Abstract

We use the Millennium Simulation, a 10 billion particle simulation of the growth of cosmic structure, to construct a new model of galaxy clustering. We adopt a methodology that falls midway between the traditional semi-analytic approach and the halo occupation distribution (HOD) approach. In our model, we adopt the positions and velocities of the galaxies that are predicted by following the orbits and merging histories of the substructures in the simulation. Rather than using star formation and feedback ‘recipes’ to specify the physical properties of the galaxies, we adopt parametrized functions to relate these properties to the quantity Minfall, defined as the mass of the halo at the epoch when the galaxy was last the central dominant object in its own halo.
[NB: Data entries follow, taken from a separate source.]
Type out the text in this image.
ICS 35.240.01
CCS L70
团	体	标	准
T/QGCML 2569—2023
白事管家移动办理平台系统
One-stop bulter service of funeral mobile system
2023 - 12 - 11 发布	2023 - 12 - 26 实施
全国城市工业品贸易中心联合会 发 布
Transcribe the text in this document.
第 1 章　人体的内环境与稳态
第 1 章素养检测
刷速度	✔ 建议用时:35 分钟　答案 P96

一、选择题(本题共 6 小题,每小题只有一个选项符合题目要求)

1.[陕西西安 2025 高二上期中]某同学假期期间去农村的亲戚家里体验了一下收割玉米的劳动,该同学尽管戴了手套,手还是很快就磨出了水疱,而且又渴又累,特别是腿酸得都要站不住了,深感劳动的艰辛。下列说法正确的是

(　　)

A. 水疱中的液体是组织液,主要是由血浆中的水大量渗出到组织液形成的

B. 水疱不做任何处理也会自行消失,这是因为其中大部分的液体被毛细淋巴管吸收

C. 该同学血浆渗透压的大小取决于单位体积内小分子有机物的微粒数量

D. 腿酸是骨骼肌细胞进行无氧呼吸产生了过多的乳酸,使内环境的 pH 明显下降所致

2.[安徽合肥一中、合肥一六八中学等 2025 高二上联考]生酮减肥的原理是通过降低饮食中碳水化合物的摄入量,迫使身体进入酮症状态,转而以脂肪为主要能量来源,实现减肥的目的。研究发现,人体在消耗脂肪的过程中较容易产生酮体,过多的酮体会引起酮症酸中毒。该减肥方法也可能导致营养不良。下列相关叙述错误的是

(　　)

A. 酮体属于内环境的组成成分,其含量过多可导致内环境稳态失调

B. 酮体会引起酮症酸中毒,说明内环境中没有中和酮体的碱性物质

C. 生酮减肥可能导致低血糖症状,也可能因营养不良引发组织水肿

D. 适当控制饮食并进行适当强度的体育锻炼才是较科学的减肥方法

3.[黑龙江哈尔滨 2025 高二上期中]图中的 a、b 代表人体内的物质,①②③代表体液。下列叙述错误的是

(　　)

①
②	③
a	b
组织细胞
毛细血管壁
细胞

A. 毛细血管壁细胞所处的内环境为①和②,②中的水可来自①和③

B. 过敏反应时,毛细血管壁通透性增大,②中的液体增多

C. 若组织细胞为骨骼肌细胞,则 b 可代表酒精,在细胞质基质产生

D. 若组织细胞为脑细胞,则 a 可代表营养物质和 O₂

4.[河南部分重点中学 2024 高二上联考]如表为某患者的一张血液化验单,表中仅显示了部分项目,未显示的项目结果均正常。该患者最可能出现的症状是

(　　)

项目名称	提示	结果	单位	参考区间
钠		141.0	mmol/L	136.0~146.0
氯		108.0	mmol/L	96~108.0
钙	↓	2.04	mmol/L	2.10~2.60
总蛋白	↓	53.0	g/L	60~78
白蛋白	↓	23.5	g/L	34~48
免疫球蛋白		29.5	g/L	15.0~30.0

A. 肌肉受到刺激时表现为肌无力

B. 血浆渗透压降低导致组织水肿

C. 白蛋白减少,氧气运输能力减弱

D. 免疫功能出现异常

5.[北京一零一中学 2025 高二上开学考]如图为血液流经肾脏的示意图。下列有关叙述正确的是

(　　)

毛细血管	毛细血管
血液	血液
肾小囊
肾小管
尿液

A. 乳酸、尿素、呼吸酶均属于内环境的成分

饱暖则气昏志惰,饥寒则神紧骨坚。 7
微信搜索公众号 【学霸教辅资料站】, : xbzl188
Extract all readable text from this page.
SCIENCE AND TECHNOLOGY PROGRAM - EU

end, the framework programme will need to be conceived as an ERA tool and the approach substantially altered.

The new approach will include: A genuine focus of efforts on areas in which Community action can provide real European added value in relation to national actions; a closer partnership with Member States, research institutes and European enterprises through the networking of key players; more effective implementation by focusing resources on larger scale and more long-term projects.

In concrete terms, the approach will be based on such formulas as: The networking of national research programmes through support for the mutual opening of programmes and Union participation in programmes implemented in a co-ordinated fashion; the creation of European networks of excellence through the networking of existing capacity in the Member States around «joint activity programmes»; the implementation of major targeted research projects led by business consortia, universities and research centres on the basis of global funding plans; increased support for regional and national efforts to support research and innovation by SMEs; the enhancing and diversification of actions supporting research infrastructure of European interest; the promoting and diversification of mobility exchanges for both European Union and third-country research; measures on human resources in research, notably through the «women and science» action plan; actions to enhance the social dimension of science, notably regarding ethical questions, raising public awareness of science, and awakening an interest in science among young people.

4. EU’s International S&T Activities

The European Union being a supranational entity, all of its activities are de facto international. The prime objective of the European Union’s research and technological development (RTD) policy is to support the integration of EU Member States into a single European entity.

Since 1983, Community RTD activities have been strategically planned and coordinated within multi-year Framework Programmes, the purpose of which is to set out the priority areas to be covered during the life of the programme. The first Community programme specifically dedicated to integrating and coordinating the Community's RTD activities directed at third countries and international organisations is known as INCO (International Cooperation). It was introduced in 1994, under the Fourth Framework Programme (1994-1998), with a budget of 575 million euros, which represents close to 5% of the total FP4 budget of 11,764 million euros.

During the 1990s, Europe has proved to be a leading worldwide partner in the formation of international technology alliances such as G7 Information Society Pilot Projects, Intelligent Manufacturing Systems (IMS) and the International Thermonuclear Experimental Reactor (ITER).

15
We test whether these parametrized relations allow us to recover the basic statistical properties of galaxies in the semi-analytic catalogues, including the luminosity function, the stellar mass function and the shape and amplitude of the two-point correlation function evaluated in different stellar mass and luminosity ranges. We then use our model to interpret recent measurements of these quantities from Sloan Digital Sky Survey (SDSS) data. We derive relations between the luminosities and the stellar masses of galaxies in the local Universe and their host halo masses. Our results are in excellent agreement with recent determinations of these relations by Mandelbaum et al. using galaxy‐galaxy weak lensing measurements from the SDSS.